Monday, December 5, 2011

Statistical Tests, Permutations, P Values

The data management community is increasingly interested in helping the larger scientific community organize, query, and process large data sets. I got to work on a really interesting bioinformatics problem this summer that involved a significant data processing and computational aspect. In the abstract, the problem is a learning task -- there are several items in a dataset, and each item has millions of features. Assume that each feature is categorical and can take one of three values. Each item is also associated with a set of "observations". Observations can be either categorical (eg. disease/no disease) or continuous. The objective is to predict the observations for unseen items.

This turns into a difficult model selection problem and various constraints are used from domain knowledge to reduce the space of possible models. For instance, consider the assumption that an observation can be explained using exactly one feature. Each of the features can be tested to see how well they can predict the observation using some learning technique (decision trees, regression, SVMs, etc.). If we find a good predictor, we also need to calculate a P-value. That is, the likelihood that such a good fit could have risen by chance. Furthermore, we may have to correct for the fact that we just evaluated millions of hypotheses (features). Multiple hypothesis testing in the statistical literature deals with assessing significance when many different statistical tests are performed. One of the techniques used ,when there's no easy closed-form technique for correcting for multiple hypotheses is to use permutations -- ie, the null hypothesis is that the observations have nothing to do with the actual features, so you hold the items in place, and randomly permute the observations. Any feature that is significant now is purely by chance. Repeating this computation a million times and finding only 1 good fit can be used to infer that the P-value is around 1 in a million, which is pretty significant.

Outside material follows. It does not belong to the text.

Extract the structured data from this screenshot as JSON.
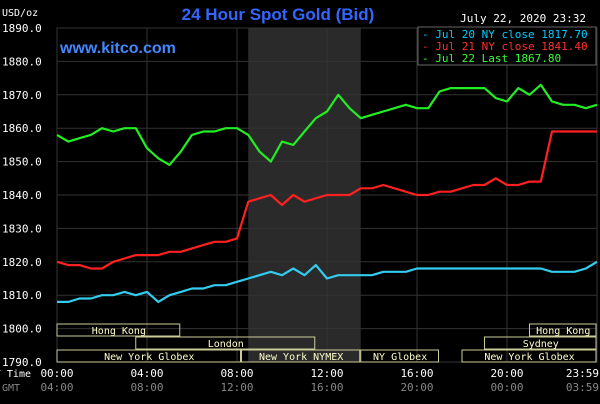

The data sizes for this problem are small enough (in the tens or hundreds of gigabytes) that it can be solved on a single machine. But the processing demands are large enough that it makes sense to parallelize the solution. A traditional approach to solving this problem would have used an HPC-like setting. I worked with domain scientists to build a solution using several open source components including Hadoop, R, and RHIPE. In the coming weeks, I'll talk about what we learned from this approach -- what worked for the domain scientists, and what didn't. What parts helped increase the scientist's productivity and what hampered it.